UzDaily · 13.06.2026 · 14:52 · 64 views
Uzbekistan's Expo 2025 Pavilion Wins 17 Global Design Awards

Uzbekistan's Expo 2025 Pavilion Wins 17 Global Design Awards

Tashkent, Uzbekistan (UzDaily.com) — Uzbekistan's pavilion at Expo 2025 Osaka has collected 17 international prizes across architecture, design, sustainability, and exhibition technology — cementing its status as one of the world's most decorated national showcases of the year.
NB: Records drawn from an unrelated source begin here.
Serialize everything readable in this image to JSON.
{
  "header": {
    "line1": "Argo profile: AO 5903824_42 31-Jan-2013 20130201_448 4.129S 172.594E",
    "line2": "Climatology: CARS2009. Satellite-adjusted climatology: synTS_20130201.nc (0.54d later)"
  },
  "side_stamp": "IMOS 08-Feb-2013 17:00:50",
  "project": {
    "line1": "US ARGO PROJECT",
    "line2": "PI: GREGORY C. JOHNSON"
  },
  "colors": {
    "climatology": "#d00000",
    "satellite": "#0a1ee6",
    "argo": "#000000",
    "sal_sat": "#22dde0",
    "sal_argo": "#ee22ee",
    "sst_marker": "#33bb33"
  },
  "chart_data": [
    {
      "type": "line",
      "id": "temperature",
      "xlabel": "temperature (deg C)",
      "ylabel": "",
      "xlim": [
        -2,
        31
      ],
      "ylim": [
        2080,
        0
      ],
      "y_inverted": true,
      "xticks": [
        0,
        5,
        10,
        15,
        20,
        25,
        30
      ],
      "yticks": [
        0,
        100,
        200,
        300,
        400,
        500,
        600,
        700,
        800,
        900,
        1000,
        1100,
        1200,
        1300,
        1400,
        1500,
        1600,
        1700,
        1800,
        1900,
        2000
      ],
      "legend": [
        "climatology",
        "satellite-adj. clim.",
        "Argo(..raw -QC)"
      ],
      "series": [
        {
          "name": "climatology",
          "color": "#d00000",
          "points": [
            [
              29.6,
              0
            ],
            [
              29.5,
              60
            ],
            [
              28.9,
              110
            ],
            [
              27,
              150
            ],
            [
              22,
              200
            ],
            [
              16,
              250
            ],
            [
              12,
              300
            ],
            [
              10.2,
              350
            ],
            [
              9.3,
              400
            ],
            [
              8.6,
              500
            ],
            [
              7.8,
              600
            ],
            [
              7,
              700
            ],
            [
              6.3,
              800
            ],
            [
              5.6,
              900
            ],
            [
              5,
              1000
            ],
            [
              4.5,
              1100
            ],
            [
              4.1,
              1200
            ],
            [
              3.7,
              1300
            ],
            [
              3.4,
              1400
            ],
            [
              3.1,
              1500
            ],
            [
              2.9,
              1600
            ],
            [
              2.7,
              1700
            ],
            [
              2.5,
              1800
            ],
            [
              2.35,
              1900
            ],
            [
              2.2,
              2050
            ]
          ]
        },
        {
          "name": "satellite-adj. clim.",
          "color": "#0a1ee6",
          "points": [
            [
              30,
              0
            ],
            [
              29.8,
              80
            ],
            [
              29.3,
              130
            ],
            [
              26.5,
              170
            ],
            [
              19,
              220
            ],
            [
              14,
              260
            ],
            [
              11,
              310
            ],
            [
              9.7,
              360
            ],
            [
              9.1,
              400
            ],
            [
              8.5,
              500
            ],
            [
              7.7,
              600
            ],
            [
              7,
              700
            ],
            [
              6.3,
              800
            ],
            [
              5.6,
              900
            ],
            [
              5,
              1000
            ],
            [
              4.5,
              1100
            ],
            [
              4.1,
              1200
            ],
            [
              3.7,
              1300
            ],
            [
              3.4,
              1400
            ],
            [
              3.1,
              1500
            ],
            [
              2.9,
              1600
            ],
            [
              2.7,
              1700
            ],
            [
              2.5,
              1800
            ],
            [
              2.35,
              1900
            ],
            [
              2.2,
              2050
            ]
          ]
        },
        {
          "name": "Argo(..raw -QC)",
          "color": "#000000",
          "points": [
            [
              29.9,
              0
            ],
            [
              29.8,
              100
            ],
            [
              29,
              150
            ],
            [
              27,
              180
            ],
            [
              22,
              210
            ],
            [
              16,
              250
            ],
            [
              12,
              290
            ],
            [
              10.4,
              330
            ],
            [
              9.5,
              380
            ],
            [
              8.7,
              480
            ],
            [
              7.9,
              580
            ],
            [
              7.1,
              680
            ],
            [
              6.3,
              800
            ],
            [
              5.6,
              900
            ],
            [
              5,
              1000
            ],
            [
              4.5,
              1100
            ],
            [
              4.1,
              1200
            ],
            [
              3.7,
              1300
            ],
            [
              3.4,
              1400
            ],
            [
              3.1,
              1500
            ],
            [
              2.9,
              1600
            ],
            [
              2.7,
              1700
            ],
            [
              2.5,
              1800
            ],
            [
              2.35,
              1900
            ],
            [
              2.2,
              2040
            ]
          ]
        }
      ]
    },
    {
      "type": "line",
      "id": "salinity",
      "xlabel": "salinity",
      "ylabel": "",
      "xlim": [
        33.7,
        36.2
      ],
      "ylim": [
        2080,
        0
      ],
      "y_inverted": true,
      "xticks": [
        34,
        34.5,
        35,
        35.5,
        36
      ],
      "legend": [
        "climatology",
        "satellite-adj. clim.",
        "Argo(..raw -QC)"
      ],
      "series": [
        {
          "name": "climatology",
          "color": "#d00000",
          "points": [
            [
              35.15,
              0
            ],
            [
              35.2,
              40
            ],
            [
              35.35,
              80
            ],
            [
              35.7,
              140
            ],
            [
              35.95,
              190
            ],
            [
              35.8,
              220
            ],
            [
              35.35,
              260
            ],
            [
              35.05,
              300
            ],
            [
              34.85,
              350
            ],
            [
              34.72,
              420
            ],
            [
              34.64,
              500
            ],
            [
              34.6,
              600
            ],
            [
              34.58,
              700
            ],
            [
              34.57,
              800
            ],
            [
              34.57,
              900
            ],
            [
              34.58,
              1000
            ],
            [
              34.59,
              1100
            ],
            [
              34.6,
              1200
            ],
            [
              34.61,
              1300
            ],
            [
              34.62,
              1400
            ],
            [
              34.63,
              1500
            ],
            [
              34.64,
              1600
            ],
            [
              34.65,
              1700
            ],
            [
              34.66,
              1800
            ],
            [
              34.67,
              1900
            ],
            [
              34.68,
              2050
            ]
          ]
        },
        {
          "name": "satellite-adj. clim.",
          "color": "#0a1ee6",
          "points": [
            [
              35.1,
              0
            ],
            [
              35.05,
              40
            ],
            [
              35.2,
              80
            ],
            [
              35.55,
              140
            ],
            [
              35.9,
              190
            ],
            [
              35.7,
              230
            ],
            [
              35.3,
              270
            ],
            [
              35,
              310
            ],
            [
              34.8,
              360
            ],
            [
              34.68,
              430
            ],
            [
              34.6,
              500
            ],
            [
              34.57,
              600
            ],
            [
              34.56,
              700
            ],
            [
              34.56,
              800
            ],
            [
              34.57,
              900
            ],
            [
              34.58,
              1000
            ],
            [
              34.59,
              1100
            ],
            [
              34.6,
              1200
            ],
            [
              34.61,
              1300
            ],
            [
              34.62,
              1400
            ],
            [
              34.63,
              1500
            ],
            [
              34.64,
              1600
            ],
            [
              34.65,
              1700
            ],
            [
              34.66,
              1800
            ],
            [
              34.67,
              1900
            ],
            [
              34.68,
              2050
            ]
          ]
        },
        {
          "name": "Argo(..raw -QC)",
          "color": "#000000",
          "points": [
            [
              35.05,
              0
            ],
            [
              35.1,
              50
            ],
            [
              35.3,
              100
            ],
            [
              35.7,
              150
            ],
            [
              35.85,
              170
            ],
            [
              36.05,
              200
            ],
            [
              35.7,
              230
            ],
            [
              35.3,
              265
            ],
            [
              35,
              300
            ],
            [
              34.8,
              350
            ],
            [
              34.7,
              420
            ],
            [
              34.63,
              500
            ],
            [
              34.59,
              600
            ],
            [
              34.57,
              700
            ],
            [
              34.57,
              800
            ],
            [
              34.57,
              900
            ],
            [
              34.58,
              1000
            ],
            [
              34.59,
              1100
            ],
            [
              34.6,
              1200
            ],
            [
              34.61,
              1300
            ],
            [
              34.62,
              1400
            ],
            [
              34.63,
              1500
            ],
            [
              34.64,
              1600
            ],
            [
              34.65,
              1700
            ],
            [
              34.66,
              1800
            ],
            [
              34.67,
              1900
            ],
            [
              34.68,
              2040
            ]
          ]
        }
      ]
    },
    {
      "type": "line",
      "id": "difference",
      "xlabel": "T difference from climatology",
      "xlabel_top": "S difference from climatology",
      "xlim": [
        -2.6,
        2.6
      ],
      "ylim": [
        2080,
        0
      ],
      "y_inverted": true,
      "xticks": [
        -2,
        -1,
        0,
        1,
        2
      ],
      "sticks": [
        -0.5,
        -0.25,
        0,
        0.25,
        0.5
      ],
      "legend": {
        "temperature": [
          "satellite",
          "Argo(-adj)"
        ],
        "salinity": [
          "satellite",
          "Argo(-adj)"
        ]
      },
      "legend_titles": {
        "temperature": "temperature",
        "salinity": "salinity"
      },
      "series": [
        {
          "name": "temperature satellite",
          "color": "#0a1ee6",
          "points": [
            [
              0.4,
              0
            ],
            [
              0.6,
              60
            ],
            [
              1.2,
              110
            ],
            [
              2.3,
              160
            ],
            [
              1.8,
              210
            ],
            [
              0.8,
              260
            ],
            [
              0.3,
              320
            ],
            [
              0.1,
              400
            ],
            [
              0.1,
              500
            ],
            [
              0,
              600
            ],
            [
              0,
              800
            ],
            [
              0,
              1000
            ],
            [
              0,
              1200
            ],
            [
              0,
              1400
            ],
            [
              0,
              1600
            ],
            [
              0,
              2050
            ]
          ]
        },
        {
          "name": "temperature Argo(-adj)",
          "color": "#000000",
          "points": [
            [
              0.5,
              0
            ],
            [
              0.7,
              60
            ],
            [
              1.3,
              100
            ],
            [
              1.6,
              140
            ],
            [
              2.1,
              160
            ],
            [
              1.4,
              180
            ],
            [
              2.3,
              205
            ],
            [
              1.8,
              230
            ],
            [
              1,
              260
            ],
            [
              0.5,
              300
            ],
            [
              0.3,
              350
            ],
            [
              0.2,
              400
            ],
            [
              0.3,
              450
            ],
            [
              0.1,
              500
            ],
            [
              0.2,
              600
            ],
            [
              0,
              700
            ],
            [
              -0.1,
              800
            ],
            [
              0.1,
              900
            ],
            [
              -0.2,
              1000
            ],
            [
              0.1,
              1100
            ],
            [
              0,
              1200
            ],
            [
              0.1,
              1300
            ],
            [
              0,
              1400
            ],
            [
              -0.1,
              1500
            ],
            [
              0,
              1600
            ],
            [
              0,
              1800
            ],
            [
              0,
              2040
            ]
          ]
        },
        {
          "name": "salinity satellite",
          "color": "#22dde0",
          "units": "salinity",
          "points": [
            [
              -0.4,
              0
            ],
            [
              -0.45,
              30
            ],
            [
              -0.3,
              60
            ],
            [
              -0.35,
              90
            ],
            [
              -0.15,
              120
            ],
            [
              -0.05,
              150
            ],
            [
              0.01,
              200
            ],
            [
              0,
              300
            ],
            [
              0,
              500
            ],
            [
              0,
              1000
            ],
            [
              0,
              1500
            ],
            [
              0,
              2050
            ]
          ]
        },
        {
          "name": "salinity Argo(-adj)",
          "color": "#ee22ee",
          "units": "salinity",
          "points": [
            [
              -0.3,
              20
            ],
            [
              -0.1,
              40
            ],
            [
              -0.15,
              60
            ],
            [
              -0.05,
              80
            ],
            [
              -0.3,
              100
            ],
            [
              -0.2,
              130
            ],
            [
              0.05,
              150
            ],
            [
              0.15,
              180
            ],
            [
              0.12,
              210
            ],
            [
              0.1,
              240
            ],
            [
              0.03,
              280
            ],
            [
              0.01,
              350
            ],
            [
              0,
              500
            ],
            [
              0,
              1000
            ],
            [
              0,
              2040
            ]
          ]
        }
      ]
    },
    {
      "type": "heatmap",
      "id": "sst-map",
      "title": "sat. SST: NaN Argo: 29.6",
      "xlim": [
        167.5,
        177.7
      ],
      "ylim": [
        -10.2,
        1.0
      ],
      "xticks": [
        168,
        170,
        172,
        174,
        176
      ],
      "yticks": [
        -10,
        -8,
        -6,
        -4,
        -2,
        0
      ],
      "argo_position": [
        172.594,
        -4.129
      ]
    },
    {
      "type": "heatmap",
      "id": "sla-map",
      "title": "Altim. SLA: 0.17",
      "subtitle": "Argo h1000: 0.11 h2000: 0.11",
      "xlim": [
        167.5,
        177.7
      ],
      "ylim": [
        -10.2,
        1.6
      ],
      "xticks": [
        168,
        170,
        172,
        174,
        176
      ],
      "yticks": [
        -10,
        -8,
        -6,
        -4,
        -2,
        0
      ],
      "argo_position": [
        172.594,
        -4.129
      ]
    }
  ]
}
The "Garden of Knowledge: Laboratory of the Society of the Future," developed by Uzbekistan's Fund for Culture and Arts Development in partnership with German architectural firm ATELIER BRÜCKNER, drew more than one million visitors during the World Expo and has since accumulated honors from the industry's most competitive awards circuits.

Three additional prizes arrived in June 2026 alone. On June 8, the pavilion claimed the Architizer A+ Award in the Cultural & Expo Centers category — a prize awarded to a single winner per nomination by an international professional jury and widely regarded as one of architecture's most authoritative distinctions.

Three days later, on June 11, a ceremony in Hamburg delivered two gold ADC Awards — in Exhibition: Museum & Pavilion Design, and Architecture, Public & Urban Design: Architectural Installations. The ADC Awards rank among the oldest and most prestigious competitions in architecture, design, and the creative industries globally.

The pavilion's cumulative trophy cabinet now includes the German Design Award, Red Dot Award, iF Design Award, BIE Awards, and FRAME Awards, in addition to the Architizer and ADC honors. The project has also been selected for inclusion in Architizer: The World's Best Architecture, the annual international compendium of landmark architectural works.

At the core of the pavilion's critical appeal is its architectural philosophy. The structure centers on a large-scale timber construction built from natural wood, fusing contemporary design technology with traditional Uzbek craftsmanship — a synthesis that international judges praised as a compelling model for culturally grounded, sustainability-driven architecture.

The project operates on the principles of circular economy and sustainable construction. Crucially, the pavilion will not be demolished after the Expo concludes. Instead, it will be relocated to Nukus, the capital of Uzbekistan's Karakalpakstan region, where it will anchor a new creative park and public space focused on culture, education, and the creative industries.

The pavilion's trajectory — from global stage to permanent regional cultural infrastructure — offers a rarely seen post-Expo model, and one that positions Uzbekistan's cultural ambitions well beyond the confines of a temporary showcase.